We must simply forget that the federal government has no say in agricultural land reserves around major cities in British Columbia or Quebec. Poilievre sounds angry and that seems to be enough for now.

He has mastered the fine art of saying the opposite. Regarding Quebec’s discriminatory bill 21, he said he did not like it, but was careful not to provide a video saying he would challenge it in court.

He recently recruited Quebec MP Pierre Paul-Huss into his campaign. When Paul-Huss spoke about this, he was upset that Charest questioned Bill 21. Then it is strange that he will support Poalievre. Once again, that doesn’t really matter. The videos were for an audience in Quebec and the glaring controversy was swept under the rug.

Many Conservative MPs oppose Bill 21. This will come to the fore during the debate, because only Patrick Brown has consistently opposed this law, which openly discriminates against religious minorities in general and Muslim women in particular.

There will not be much time for detail in these debates. The prepared lines, as usual, will take the place of the argument on the merits. Follow Charest, he is quick in the debate and very disciplined in terms of preparation. This is his three-point shot at the buzzer. He moves badly and knows it, so he will come with a lot of ammunition and fire to everything that moves.

Poilievre does not stoop when it comes to destroying other candidates. He called Brown a liar at the beginning of the campaign. He will not be ashamed to present a very long list of ethical shortcomings of the Charest regime in Quebec City. Expect him to make fun of Charest’s huaua (yes, he was a lawyer for this big Chinese company, but … he worked to free Michael).

Of course, Pierre Poalever’s “freedom” includes support trucks that have turned life into hell for the people of Ottawa. They also said they would not leave until the government resigned. So much for lecturing others on the principles of democracy.

When Harper puts him at the forefront of electoral reform, his proposals would make it difficult for Canadians to vote on the lower rungs of the socio-economic ladder. His experience in respecting the rights of the less fortunate is weak. Like Trump, he could not give a damn about the working class, but he knows how to vent their anger.

There is a belief that with a name like Pierre, Poilievre must have some traction in the province of La Belle. The reality is that he is facing Francois Lego on issues such as Bill 21 and the oil and gas pipelines.

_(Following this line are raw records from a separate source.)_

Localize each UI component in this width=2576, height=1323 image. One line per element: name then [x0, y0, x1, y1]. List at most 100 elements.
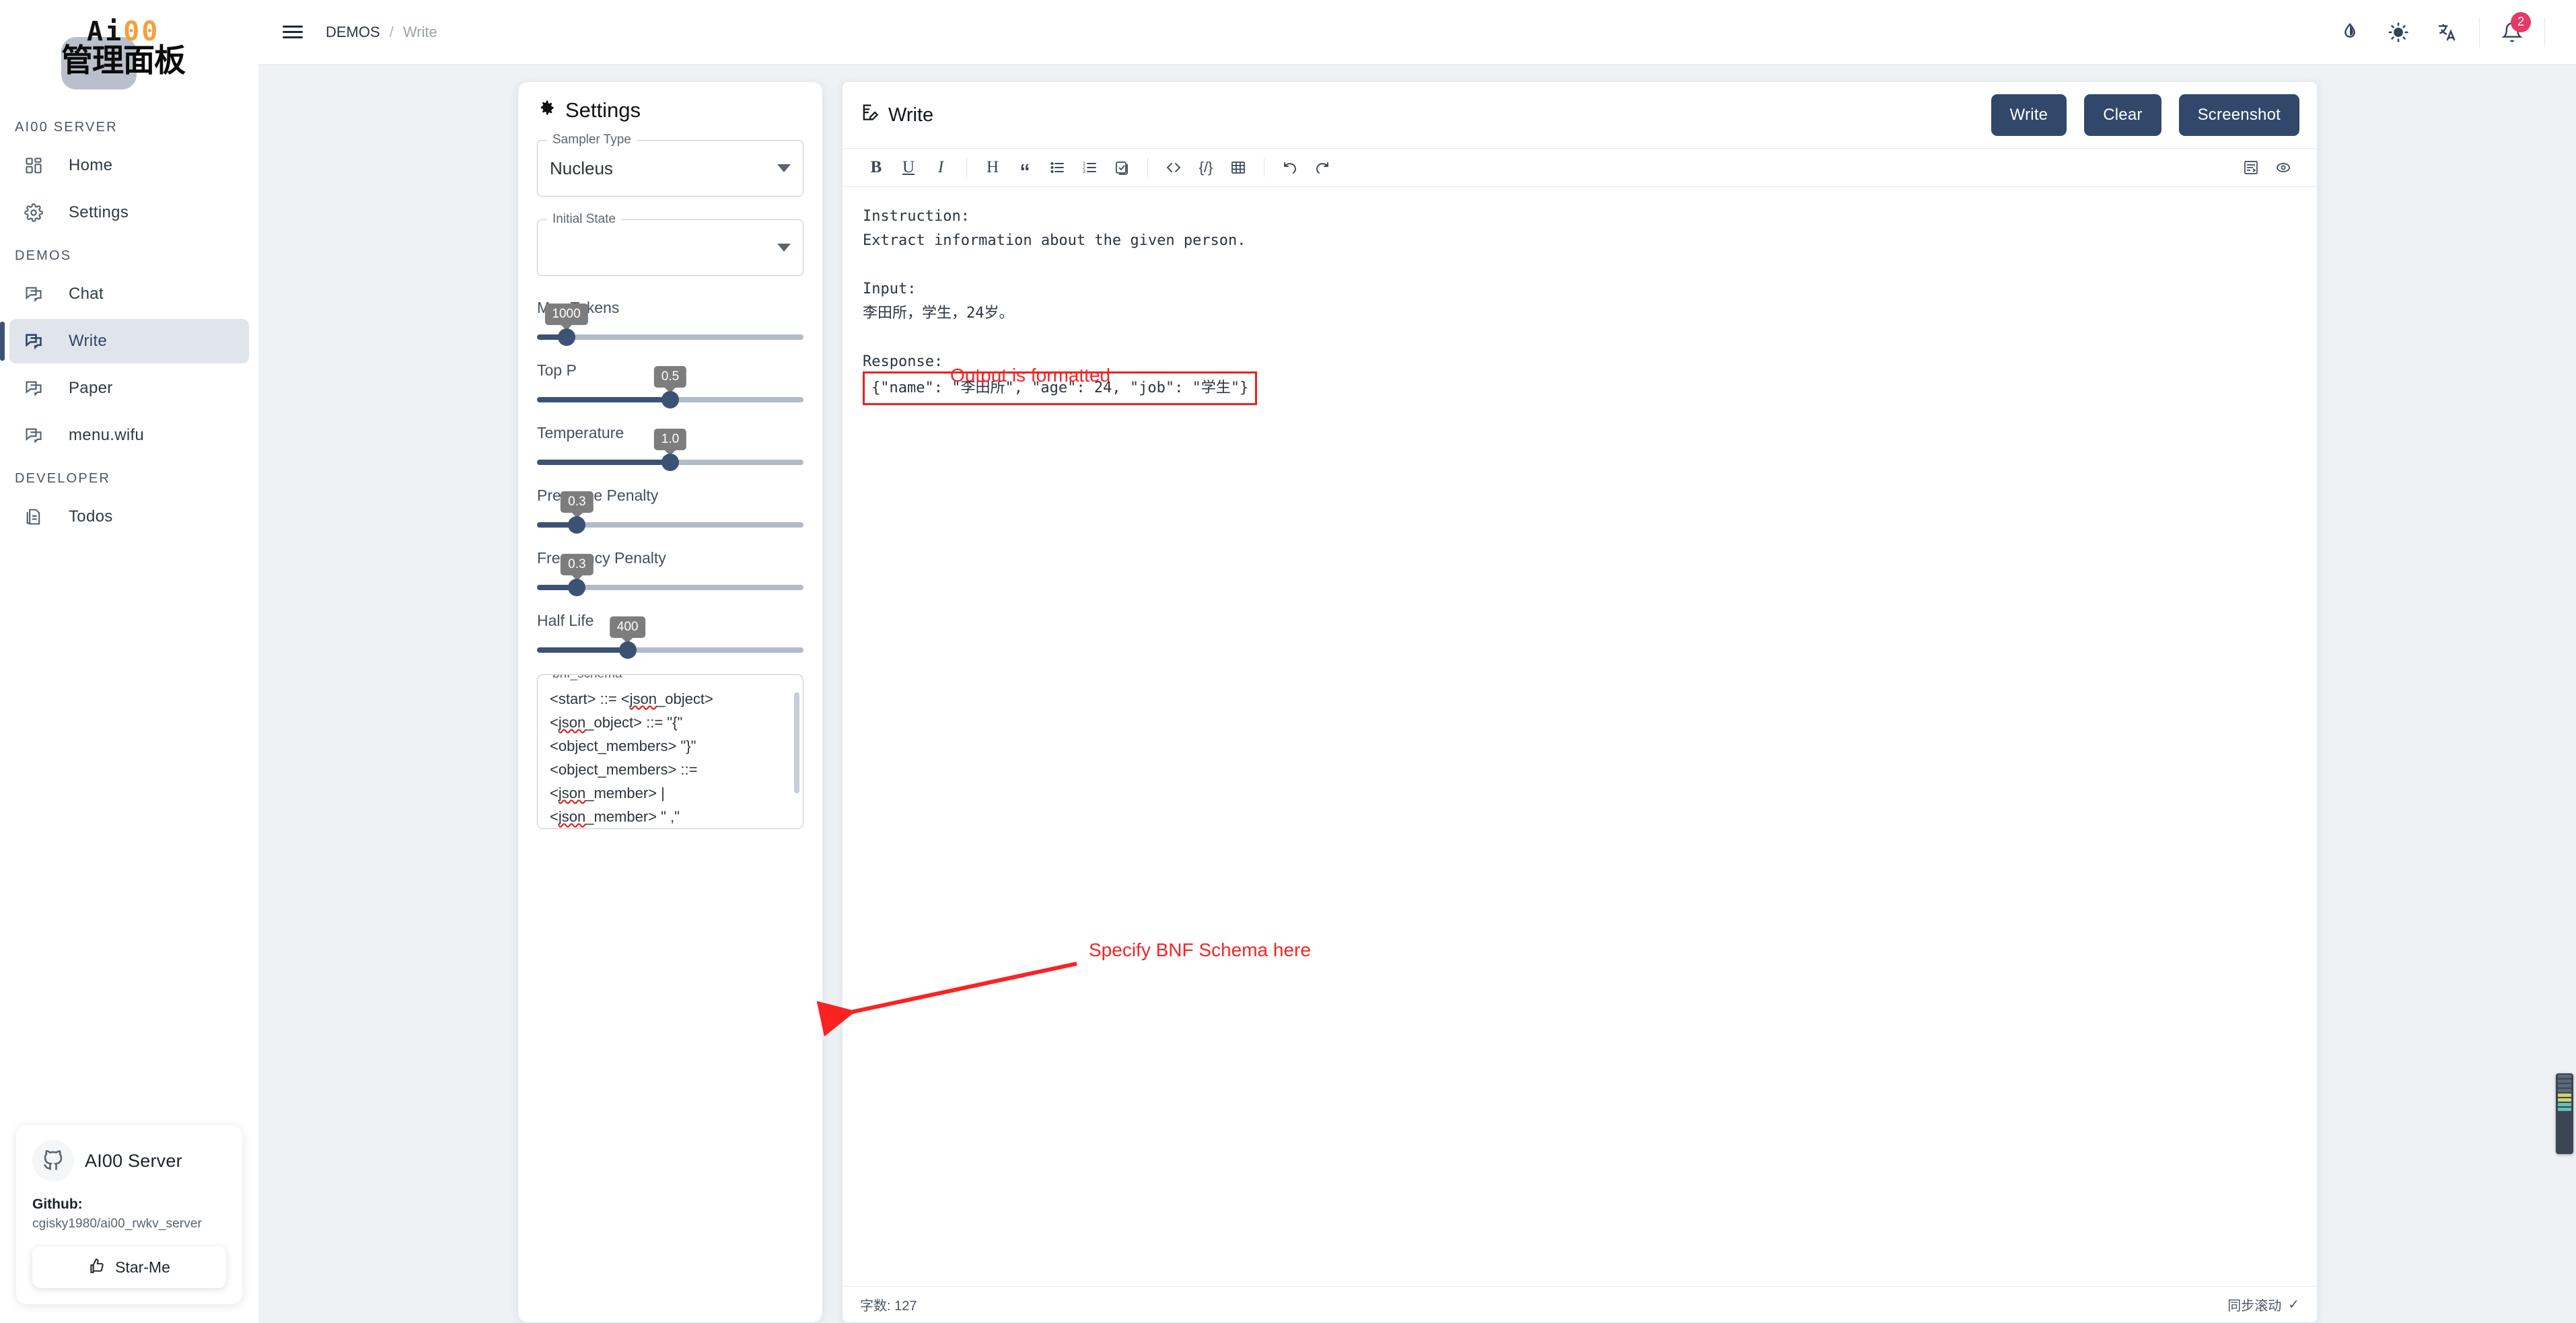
- breadcrumb-separator: /: [389, 23, 394, 40]
- heading-icon[interactable]: H: [976, 152, 1009, 183]
- minimap-row: [2558, 1108, 2571, 1111]
- slider-thumb[interactable]: [618, 641, 637, 659]
- editor-line: Instruction:: [863, 208, 970, 225]
- bnf-schema-textarea[interactable]: bnf_schema <start> ::= <json_object> <js…: [537, 674, 803, 829]
- translate-icon[interactable]: [2423, 8, 2471, 57]
- code-minimap[interactable]: [2556, 1073, 2573, 1154]
- dashboard-icon: [24, 156, 54, 175]
- editor-body[interactable]: Instruction: Extract information about t…: [843, 187, 2317, 1286]
- write-actions: Write Clear Screenshot: [1991, 94, 2299, 136]
- slider-value-bubble: 0.3: [561, 491, 594, 513]
- slider-temperature[interactable]: Temperature 1.0: [537, 424, 803, 471]
- contrast-icon[interactable]: [2326, 8, 2374, 57]
- table-icon[interactable]: [1222, 152, 1254, 183]
- word-wrap-icon[interactable]: [2235, 152, 2267, 183]
- editor-line: Input:: [863, 281, 917, 297]
- inline-code-icon[interactable]: {/}: [1190, 152, 1222, 183]
- slider-track[interactable]: 1.0: [537, 429, 803, 471]
- sidebar-item-home[interactable]: Home: [9, 143, 249, 188]
- svg-text:3: 3: [1083, 170, 1085, 174]
- slider-presence-penalty[interactable]: Presence Penalty 0.3: [537, 487, 803, 534]
- minimap-row: [2558, 1079, 2571, 1083]
- bullet-list-icon[interactable]: [1041, 152, 1073, 183]
- bnf-line: <object_members> "}": [550, 738, 696, 754]
- slider-half-life[interactable]: Half Life 400: [537, 612, 803, 659]
- sidebar-item-todos[interactable]: Todos: [9, 495, 249, 539]
- slider-track[interactable]: 0.3: [537, 554, 803, 596]
- chat-icon: [24, 332, 54, 351]
- gear-icon: [537, 98, 556, 122]
- slider-track[interactable]: 1000: [537, 303, 803, 346]
- write-panel: Write Write Clear Screenshot B U I H “ 1…: [843, 82, 2317, 1322]
- undo-icon[interactable]: [1274, 152, 1306, 183]
- slider-track[interactable]: 400: [537, 616, 803, 659]
- sidebar: Ai00 管理面板 AI00 SERVER Home Settings DEMO…: [0, 0, 258, 1323]
- sidebar-item-write[interactable]: Write: [0, 319, 249, 363]
- hamburger-icon[interactable]: [283, 26, 303, 38]
- slider-max-tokens[interactable]: Max Tokens 1000: [537, 299, 803, 346]
- ordered-list-icon[interactable]: 123: [1073, 152, 1106, 183]
- minimap-row: [2558, 1084, 2571, 1087]
- slider-thumb[interactable]: [568, 579, 586, 596]
- minimap-row: [2558, 1094, 2571, 1097]
- sidebar-item-paper[interactable]: Paper: [9, 366, 249, 410]
- minimap-row: [2558, 1075, 2571, 1078]
- breadcrumb: DEMOS / Write: [326, 24, 437, 41]
- slider-top-p[interactable]: Top P 0.5: [537, 361, 803, 408]
- slider-thumb[interactable]: [557, 328, 575, 346]
- underline-icon[interactable]: U: [892, 152, 925, 183]
- italic-icon[interactable]: I: [925, 152, 957, 183]
- bold-icon[interactable]: B: [860, 152, 892, 183]
- github-url: cgisky1980/ai00_rwkv_server: [32, 1217, 202, 1231]
- slider-value-bubble: 0.5: [653, 366, 687, 388]
- write-button[interactable]: Write: [1991, 94, 2067, 136]
- star-me-button[interactable]: Star-Me: [32, 1246, 226, 1288]
- quote-icon[interactable]: “: [1009, 152, 1041, 183]
- content-area: Settings Sampler Type Nucleus Initial St…: [258, 65, 2576, 1323]
- sidebar-item-chat[interactable]: Chat: [9, 272, 249, 316]
- slider-fill: [537, 647, 628, 653]
- sidebar-item-menu-wifu[interactable]: menu.wifu: [9, 413, 249, 458]
- sampler-type-label: Sampler Type: [547, 133, 637, 147]
- github-card: AI00 Server Github: cgisky1980/ai00_rwkv…: [16, 1125, 242, 1304]
- sampler-type-select[interactable]: Sampler Type Nucleus: [537, 133, 803, 196]
- write-header: Write Write Clear Screenshot: [843, 82, 2317, 148]
- slider-label: Half Life: [537, 612, 594, 629]
- settings-title: Settings: [537, 98, 803, 122]
- sidebar-item-label: Todos: [69, 507, 113, 526]
- code-block-icon[interactable]: [1157, 152, 1190, 183]
- bnf-line: <json_member> |: [550, 785, 665, 801]
- toolbar-divider: [2479, 17, 2480, 47]
- bnf-line: <object_members> ::=: [550, 761, 698, 778]
- slider-track[interactable]: 0.3: [537, 491, 803, 534]
- slider-value-bubble: 1.0: [653, 429, 687, 450]
- sidebar-item-settings[interactable]: Settings: [9, 190, 249, 235]
- toolbar-divider: [2544, 17, 2545, 47]
- bnf-scrollbar[interactable]: [794, 692, 799, 793]
- initial-state-select[interactable]: Initial State: [537, 212, 803, 276]
- clear-button[interactable]: Clear: [2084, 94, 2161, 136]
- thumbs-up-icon: [88, 1256, 106, 1278]
- star-me-label: Star-Me: [115, 1258, 170, 1276]
- sidebar-item-label: Home: [69, 156, 113, 174]
- sync-scroll-toggle[interactable]: 同步滚动 ✓: [2227, 1295, 2299, 1314]
- redo-icon[interactable]: [1306, 152, 1338, 183]
- breadcrumb-parent[interactable]: DEMOS: [326, 24, 380, 41]
- slider-thumb[interactable]: [661, 454, 679, 471]
- preview-eye-icon[interactable]: [2267, 152, 2299, 183]
- slider-frequency-penalty[interactable]: Frequency Penalty 0.3: [537, 549, 803, 596]
- bnf-line: <json_object> ::= "{": [550, 714, 683, 731]
- breadcrumb-current: Write: [402, 23, 437, 40]
- notification-bell-icon[interactable]: 2: [2488, 8, 2536, 57]
- word-count-label: 字数: 127: [860, 1299, 917, 1314]
- slider-track[interactable]: 0.5: [537, 366, 803, 408]
- minimap-row: [2558, 1098, 2571, 1102]
- slider-thumb[interactable]: [568, 516, 586, 534]
- brightness-icon[interactable]: [2374, 8, 2423, 57]
- slider-thumb[interactable]: [661, 391, 679, 408]
- chat-icon: [24, 285, 54, 303]
- gear-icon: [24, 203, 54, 222]
- screenshot-button[interactable]: Screenshot: [2178, 94, 2299, 136]
- checklist-icon[interactable]: [1106, 152, 1138, 183]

Lego has said a resounding no to the Énergie Saguenay liquefied natural gas terminal and every new pipeline in Quebec. He says it is based on “social acceptability” (read: political risk).

“THE PIZZA OF POLYEVRE”

Other candidates are likely to oppose Quebec’s claim that it could unilaterally amend the BNA Act to reduce the language equality of English and French in court. Poilievre has no answer for this and will probably hide. This is a livewire problem that requires a fine, detailed understanding of language issues and the constitution.

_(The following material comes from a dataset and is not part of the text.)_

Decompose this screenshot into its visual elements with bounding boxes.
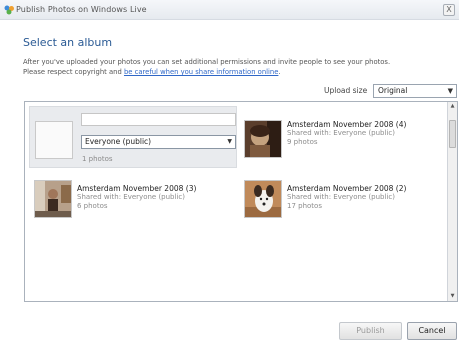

This is the type of case in which the average Canadian may begin to notice that Pierre is not doing well. In fact, he does not go into details. This, more than noise, is Trump’s side with Poilievre: a slight shrug and nothing to give up.

Charest’s business argument with the Conservatives is: if you hope to win an election, choose me. After all, he is experienced and worldly. Exactly what Harper’s loyalists obviously don’t want right now!

Poilievre’s point is: the pattern of all of them and of all their houses. I will burn them down and build new affordable homes in their place.

What a race.

Tom Mulcare was the leader of the Federal New Democratic Party of Canada between 2012 and 2017.